Garum
Garum is a fermented fish sauce that was used as a condiment in Phoenician, ancient Greek, Roman, Carthaginian, and later Byzantine cuisines. Liquamen is a similar concoction, and the two were sometimes used interchangeably. Although garum was most popular in the Western Mediterranean and the Roman world, the Greeks used it first.
Garum, one of the most famous cuisines of Ancient Rome, was ancient Rome's signature fish sauce. It was used as a flavoring substitute for salt, as a table condiment, and as a sauce. Garum, liquamen, muria, and allec were the four principal forms of fish sauce. It was prepared in various qualities from tuna, mullet, and sea bass. It might be flavored, for example, by mixing it with wine or diluting it with water (hydrogarum), a popular form among Roman soldiers, though the emperor Elagabalus claimed to be the first to serve it at public feasts in Rome. Garum sociorum was the most expensive garum, manufactured from mackerel (scomber) at the New Carthage fisheries in Spain and widely trafficked. Two congii (7 litres) of this sauce cost 1,000 sesterces, according to Pliny's Natural History. In the Early Empire, one thousand sesterces were worth 110 g of gold.

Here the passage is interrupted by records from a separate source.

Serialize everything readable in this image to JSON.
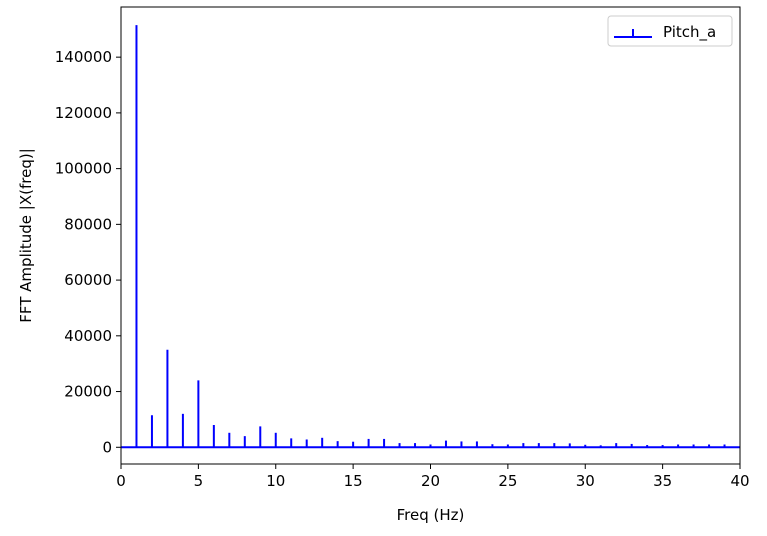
{
  "chart_data": {
    "type": "stem",
    "title": "",
    "xlabel": "Freq (Hz)",
    "ylabel": "FFT Amplitude |X(freq)|",
    "xlim": [
      0,
      40
    ],
    "ylim": [
      -6000,
      158000
    ],
    "xticks": [
      0,
      5,
      10,
      15,
      20,
      25,
      30,
      35,
      40
    ],
    "yticks": [
      0,
      20000,
      40000,
      60000,
      80000,
      100000,
      120000,
      140000
    ],
    "grid": false,
    "legend_position": "top-right",
    "series": [
      {
        "name": "Pitch_a",
        "color": "#0000ff",
        "x": [
          0,
          1,
          2,
          3,
          4,
          5,
          6,
          7,
          8,
          9,
          10,
          11,
          12,
          13,
          14,
          15,
          16,
          17,
          18,
          19,
          20,
          21,
          22,
          23,
          24,
          25,
          26,
          27,
          28,
          29,
          30,
          31,
          32,
          33,
          34,
          35,
          36,
          37,
          38,
          39,
          40
        ],
        "values": [
          0,
          151500,
          11500,
          35000,
          12000,
          24000,
          8000,
          5200,
          4000,
          7500,
          5200,
          3200,
          2800,
          3400,
          2200,
          2000,
          3000,
          3000,
          1500,
          1500,
          1000,
          2400,
          2100,
          2100,
          1100,
          1000,
          1500,
          1500,
          1500,
          1400,
          900,
          700,
          1500,
          1200,
          800,
          800,
          1000,
          1000,
          1000,
          1000,
          0
        ]
      }
    ]
  }
}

Garum was an important export product from Hispania to Rome, giving the towns some status. The garum of Lusitania (modern-day Portugal) was likewise highly valued in Rome, and it was carried directly from the port of Lacobriga (Lagos). An old Roman garum plant can be visited in central Lisbon's Baixa district. The distribution hub for Western Europe, encompassing Gaul, Germania, and Roman Britain, was Fossae Marianae in southern Gaul, located on the southern edge of modern-day France.